LA CORTE SUPREMA DI CASSAZIONE

SEZIONE SESTA CIVILE

SOTTOSEZIONE L

Composta dagli Ill.mi Sigg.ri Magistrati:

Dott. CURZIO Pietro – Presidente –

Dott. ARIENZO Rosa – Consigliere –

Dott. FERNANDES Giulio – Consigliere –

Dott. GARRI Fabrizia – rel. Consigliere –

Dott. MANCINO Rossana – Consigliere –

ha pronunciato la seguente:

ORDINANZA

sul ricorso 4827/2015 proposto da:

B.M., elettivamente domiciliata in ROMA, VIA COSTANTINO

53/A, presso lo studio dell’avvocato GIUSEPPE VIRBANI, rappresentata

e difesa dall’avvocato EMANUELE MAGANUCO, giusta procura speciale in

calce al ricorso;

– ricorrente –

contro

AZIENDA SANITARIA PROVINCIALE DI CALTANISSETTA, DISTRETTO OSPEDALIERO

(OMISSIS) – PRESIDIO OSPEDALIERO VITTORIO EMANUELE DI GELA – EX

AZIENDA OSPEDALIERA VITTORIO EMANUELE DI GELA, P.IVA (OMISSIS),

elettivamente domiciliata in ROMA, VIALE ANGELICO 78, presso lo

studio dell’avvocato ANTONIO IELO, rappresentata e difesa

dall’avvocato FERDINANDO MAURELLI, giusta procura speciale in calce

al controricorso e giusta delibera dell’ASP di Caltanissetta n.

(OMISSIS) del 19/02/2015;

– controricorrente –

avverso la sentenza n. 570/2014 della CORTE D’APPELLO di

CALTANISSETTA emessa il 09/07/2014 e depositata il 04/08/2014;

udita la relazione della causa svolta nella Camera di consiglio del

20/10/2016 dal Consigliere Relatore Dott. FABRIZIA GARRI;

udito l’Avvocato Antonio Ielo, per la controricorrente, che si

riporta ai motivi degli scritti.

Fatto

RAGIONI DI FATTO E DI DIRITTO DELLA DECISIONE

B.M., infermiera in servizio presso l’Ospedale Vittorio Emanuele di Gela, conveniva in giudizio la Azienda ASP di Caltanissetta chiedendone la condanna, per quanto qui interessa, al pagamento della retribuzione aggiuntiva spettante in relazione al tempo impiegato – venti minuti giornalieri – per indossare e dismettere la divisa di lavoro all’inizio ed al termine di ciascun turno per gli anni dal 2006 al 2011.

Il Tribunale di Gela accoglieva la domanda limitatamente all’indennità di vestizione ed allo straordinario come quantificato nel cartellino marcatempo del 31.1.2013 prodotto in atti.
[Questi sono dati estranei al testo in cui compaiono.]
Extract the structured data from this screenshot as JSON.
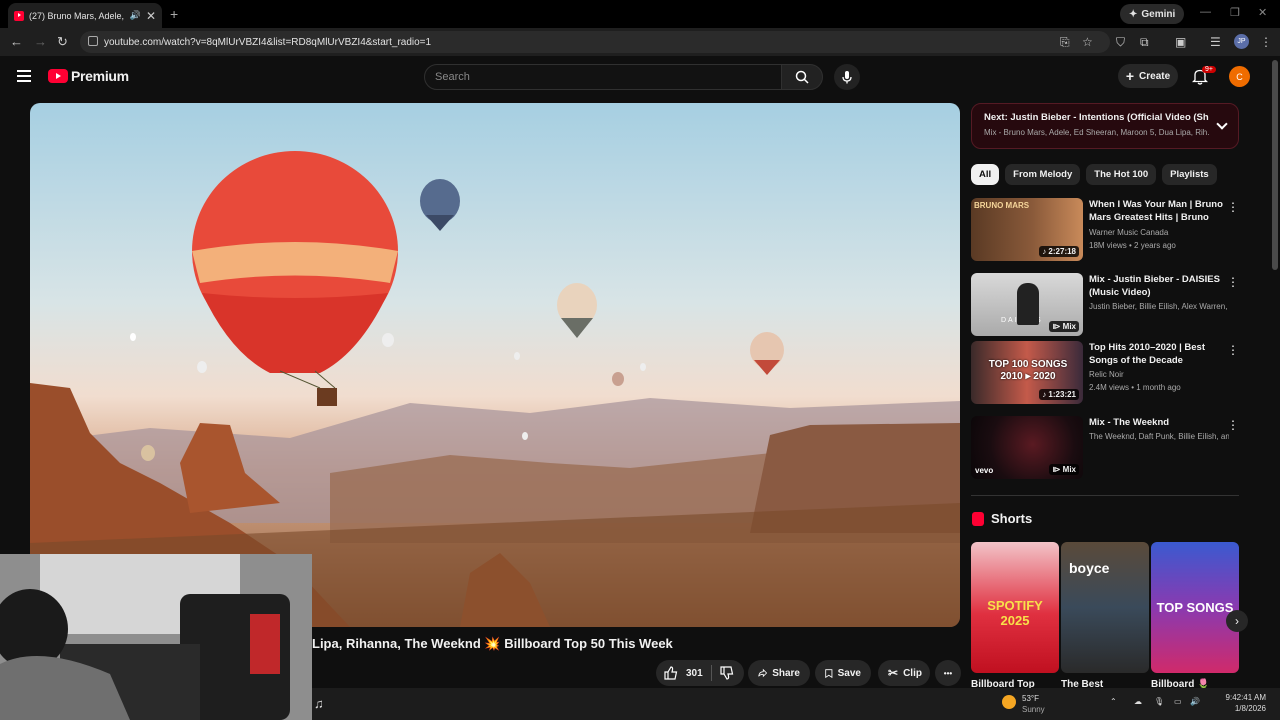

Rigettava la domanda per la parte relativa all’indennità di vestizione. La Corte di appello di Caltanissetta in parziale riforma della sentenza rigettava anche la domanda di indennità di vestizione confermando nel resto la decisione di primo grado.

La Corte territoriale, ritenuta l’ammissibilità dell’appello rispettoso delle prescrizioni degli artt. 342 e 434 c.p.c., ha accertato che l’attività di vestizione, al pari di quella di vestizione, era compiuta all’interno dell’orario di lavoro essendo risultato che la dipendente registrava la presenza prima di indossare la divisa – così come timbrava l’uscita solo dopo essersi cambiata.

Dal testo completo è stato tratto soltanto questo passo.